Khayyâm n’est pas misanthrope : il est lucide. Il sait que les liens humains oscillent entre attachement et capture, entre soutien et dépendance.
La psychanalyse le dit autrement : attention aux bras qui promettent de te porter. On confond souvent l’appui et l’appropriation, le réconfort et la prise, la proximité et la mainmise.
Ce quatrain nous rappelle une règle essentielle du travail psychique : ne s’ouvrir qu’avec discernement, ne pas confondre la chaleur d’un lien avec la sécurité d’une structure.
La “brève entrevue” n’est pas un retrait, mais un rythme de relation qui protège l’intégrité du sujet.
Et c’est ici que Edward Hopper devient l’œuvre en miroir.
Dans Automat (1927), une femme est assise seule dans un café nocturne.

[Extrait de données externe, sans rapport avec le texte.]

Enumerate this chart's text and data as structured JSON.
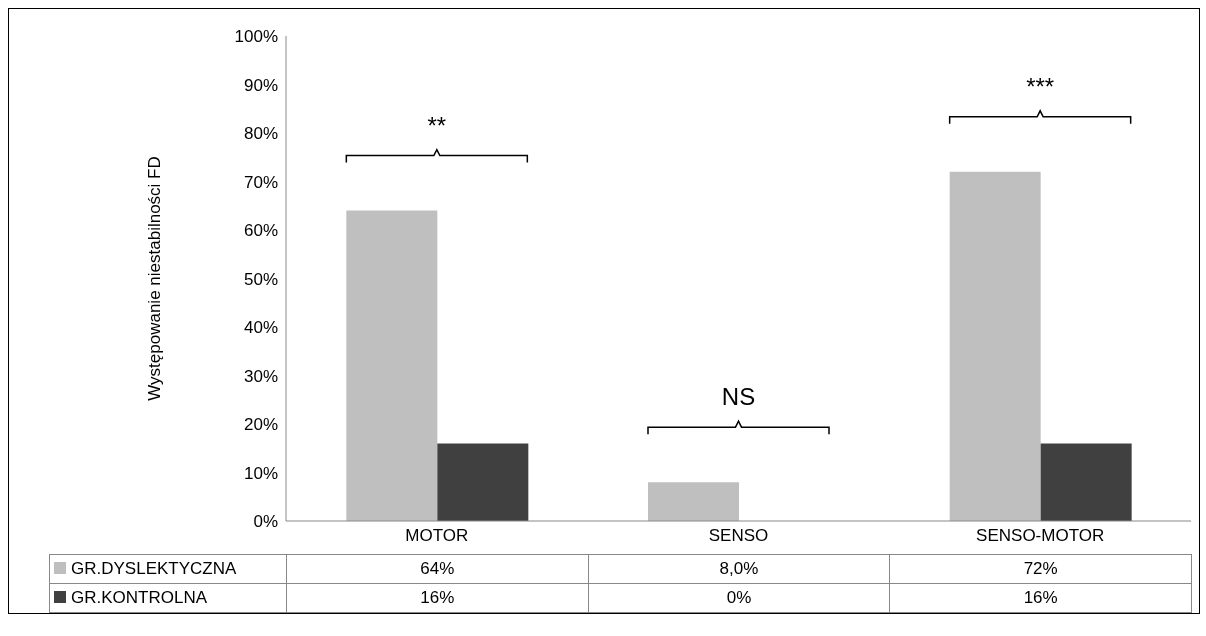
{
  "chart_data": {
    "type": "bar",
    "ylabel": "Występowanie niestabilności FD",
    "categories": [
      "MOTOR",
      "SENSO",
      "SENSO-MOTOR"
    ],
    "series": [
      {
        "name": "GR.DYSLEKTYCZNA",
        "color": "#bfbfbf",
        "values": [
          64,
          8,
          72
        ],
        "value_labels": [
          "64%",
          "8,0%",
          "72%"
        ]
      },
      {
        "name": "GR.KONTROLNA",
        "color": "#404040",
        "values": [
          16,
          0,
          16
        ],
        "value_labels": [
          "16%",
          "0%",
          "16%"
        ]
      }
    ],
    "ylim": [
      0,
      100
    ],
    "yticks": [
      {
        "value": 0,
        "label": "0%"
      },
      {
        "value": 10,
        "label": "10%"
      },
      {
        "value": 20,
        "label": "20%"
      },
      {
        "value": 30,
        "label": "30%"
      },
      {
        "value": 40,
        "label": "40%"
      },
      {
        "value": 50,
        "label": "50%"
      },
      {
        "value": 60,
        "label": "60%"
      },
      {
        "value": 70,
        "label": "70%"
      },
      {
        "value": 80,
        "label": "80%"
      },
      {
        "value": 90,
        "label": "90%"
      },
      {
        "value": 100,
        "label": "100%"
      }
    ],
    "annotations": [
      "**",
      "NS",
      "***"
    ],
    "legend": "bottom"
  }
}
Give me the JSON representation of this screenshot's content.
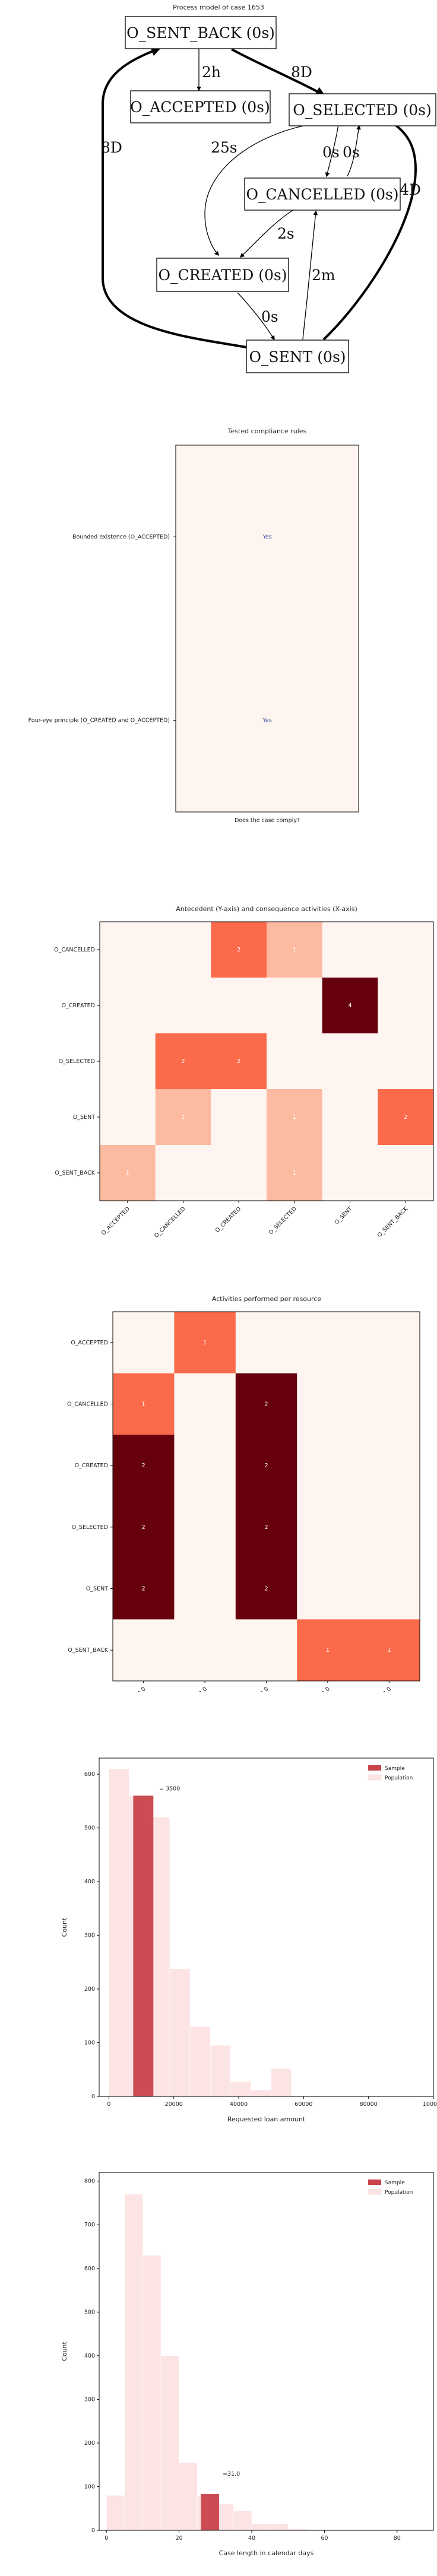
{
  "process_model": {
    "title": "Process model of case 1653",
    "nodes": [
      {
        "id": "sentback",
        "label": "O_SENT_BACK (0s)"
      },
      {
        "id": "accepted",
        "label": "O_ACCEPTED (0s)"
      },
      {
        "id": "selected",
        "label": "O_SELECTED (0s)"
      },
      {
        "id": "cancelled",
        "label": "O_CANCELLED (0s)"
      },
      {
        "id": "created",
        "label": "O_CREATED (0s)"
      },
      {
        "id": "sent",
        "label": "O_SENT (0s)"
      }
    ],
    "edges": [
      {
        "from": "sentback",
        "to": "accepted",
        "label": "2h"
      },
      {
        "from": "sentback",
        "to": "selected",
        "label": "8D"
      },
      {
        "from": "sent",
        "to": "sentback",
        "label": "8D"
      },
      {
        "from": "selected",
        "to": "created",
        "label": "25s"
      },
      {
        "from": "selected",
        "to": "cancelled",
        "label": "0s"
      },
      {
        "from": "cancelled",
        "to": "selected",
        "label": "0s"
      },
      {
        "from": "cancelled",
        "to": "created",
        "label": "2s"
      },
      {
        "from": "created",
        "to": "sent",
        "label": "0s"
      },
      {
        "from": "sent",
        "to": "cancelled",
        "label": "2m"
      },
      {
        "from": "sent",
        "to": "selected",
        "label": "4D"
      }
    ]
  },
  "chart_data": [
    {
      "type": "table",
      "title": "Tested compliance rules",
      "xlabel": "Does the case comply?",
      "rows": [
        "Bounded existence (O_ACCEPTED)",
        "Four-eye principle (O_CREATED and O_ACCEPTED)"
      ],
      "values": [
        "Yes",
        "Yes"
      ]
    },
    {
      "type": "heatmap",
      "title": "Antecedent (Y-axis) and consequence activities (X-axis)",
      "x": [
        "O_ACCEPTED",
        "O_CANCELLED",
        "O_CREATED",
        "O_SELECTED",
        "O_SENT",
        "O_SENT_BACK"
      ],
      "y": [
        "O_CANCELLED",
        "O_CREATED",
        "O_SELECTED",
        "O_SENT",
        "O_SENT_BACK"
      ],
      "values": [
        [
          null,
          null,
          2,
          1,
          null,
          null
        ],
        [
          null,
          null,
          null,
          null,
          4,
          null
        ],
        [
          null,
          2,
          2,
          null,
          null,
          null
        ],
        [
          null,
          1,
          null,
          1,
          null,
          2
        ],
        [
          1,
          null,
          null,
          1,
          null,
          null
        ]
      ],
      "vmax": 4
    },
    {
      "type": "heatmap",
      "title": "Activities performed per resource",
      "x": [
        "10913.0",
        "11000.0",
        "11049.0",
        "11203.0",
        "10972.0"
      ],
      "y": [
        "O_ACCEPTED",
        "O_CANCELLED",
        "O_CREATED",
        "O_SELECTED",
        "O_SENT",
        "O_SENT_BACK"
      ],
      "values": [
        [
          null,
          1,
          null,
          null,
          null
        ],
        [
          1,
          null,
          2,
          null,
          null
        ],
        [
          2,
          null,
          2,
          null,
          null
        ],
        [
          2,
          null,
          2,
          null,
          null
        ],
        [
          2,
          null,
          2,
          null,
          null
        ],
        [
          null,
          null,
          null,
          1,
          1
        ]
      ],
      "vmax": 2
    },
    {
      "type": "bar",
      "title": "",
      "xlabel": "Requested loan amount",
      "ylabel": "Count",
      "xlim": [
        -3000,
        100000
      ],
      "ylim": [
        0,
        630
      ],
      "xticks": [
        0,
        20000,
        40000,
        60000,
        80000,
        100000
      ],
      "yticks": [
        0,
        100,
        200,
        300,
        400,
        500,
        600
      ],
      "bin_width": 6250,
      "population": {
        "name": "Population",
        "bins_start": [
          0,
          6250,
          12500,
          18750,
          25000,
          31250,
          37500,
          43750,
          50000
        ],
        "counts": [
          610,
          560,
          520,
          238,
          130,
          95,
          28,
          12,
          52
        ]
      },
      "sample": {
        "name": "Sample",
        "bin_start": 7500,
        "bin_end": 13700,
        "count": 560
      },
      "annotation": "= 3500",
      "annotation_pos": [
        15500,
        570
      ],
      "legend": "top-right",
      "colors": {
        "sample": "#c9434b",
        "population": "#fce4e4"
      }
    },
    {
      "type": "bar",
      "title": "",
      "xlabel": "Case length in calendar days",
      "ylabel": "Count",
      "xlim": [
        -2,
        90
      ],
      "ylim": [
        0,
        820
      ],
      "xticks": [
        0,
        20,
        40,
        60,
        80
      ],
      "yticks": [
        0,
        100,
        200,
        300,
        400,
        500,
        600,
        700,
        800
      ],
      "bin_width": 5,
      "population": {
        "name": "Population",
        "bins_start": [
          0,
          5,
          10,
          15,
          20,
          25,
          30,
          35,
          40,
          45,
          50,
          55
        ],
        "counts": [
          80,
          770,
          630,
          400,
          155,
          80,
          60,
          45,
          15,
          15,
          3,
          0
        ]
      },
      "sample": {
        "name": "Sample",
        "bin_start": 26,
        "bin_end": 31,
        "count": 83
      },
      "annotation": "=31.0",
      "annotation_pos": [
        32,
        125
      ],
      "legend": "top-right",
      "colors": {
        "sample": "#c9434b",
        "population": "#fce4e4"
      }
    }
  ]
}
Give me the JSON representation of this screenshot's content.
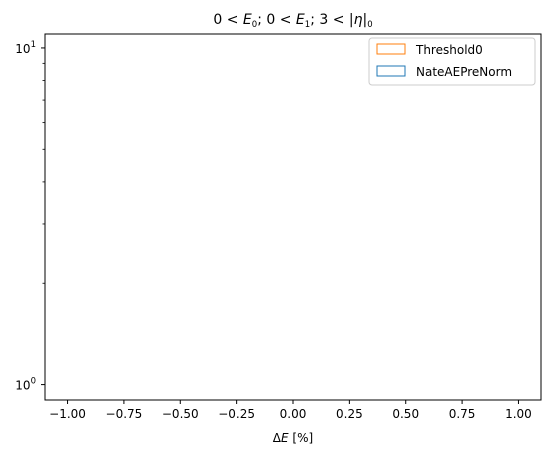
{
  "chart_data": {
    "type": "histogram",
    "title": "0 < E0; 0 < E1; 3 < |η|0",
    "title_parts": {
      "p1": "0 < ",
      "e0_base": "E",
      "e0_sub": "0",
      "p2": "; 0 < ",
      "e1_base": "E",
      "e1_sub": "1",
      "p3": "; 3 < |",
      "eta": "η",
      "p4": "|",
      "eta_sub": "0"
    },
    "xlabel": "ΔE [%]",
    "xlabel_parts": {
      "delta": "Δ",
      "e": "E",
      "rest": " [%]"
    },
    "ylabel": "",
    "x_scale": "linear",
    "y_scale": "log",
    "xlim": [
      -1.1,
      1.1
    ],
    "ylim": [
      0.9,
      11
    ],
    "x_ticks": [
      -1.0,
      -0.75,
      -0.5,
      -0.25,
      0.0,
      0.25,
      0.5,
      0.75,
      1.0
    ],
    "x_tick_labels": [
      "−1.00",
      "−0.75",
      "−0.50",
      "−0.25",
      "0.00",
      "0.25",
      "0.50",
      "0.75",
      "1.00"
    ],
    "y_major_ticks": [
      1,
      10
    ],
    "y_major_tick_labels": [
      {
        "base": "10",
        "exp": "0"
      },
      {
        "base": "10",
        "exp": "1"
      }
    ],
    "y_minor_ticks": [
      2,
      3,
      4,
      5,
      6,
      7,
      8,
      9
    ],
    "grid": false,
    "legend_position": "top-right",
    "series": [
      {
        "name": "Threshold0",
        "color": "#ff7f0e",
        "style": "step-outline",
        "values": []
      },
      {
        "name": "NateAEPreNorm",
        "color": "#1f77b4",
        "style": "step-outline",
        "values": []
      }
    ]
  }
}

Elle n’est ni triste ni abandonnée : elle se tient. Elle ne cherche pas de bras pour l’emporter. Elle occupe son propre espace, sans se dissoudre dans celui des autres.
👉 L’œuvre est visible à la Des Moines Art Center : https://fr.wikipedia.org/wiki/Automat
Hopper peint exactement ce que Khayyâm formule : une solitude habitée, choisie, où la présence à soi vaut mieux qu’un soutien douteux. La lumière se reflète dans la vitre derrière elle : preuve silencieuse que l’on peut vivre sans témoin, sans chercher d’appui pour exister.
Khayyâm, comme Hopper, nous rappelle une vérité rare : le bras qui te porte peut devenir celui qui te tient. La solitude, elle, ne serre jamais trop fort.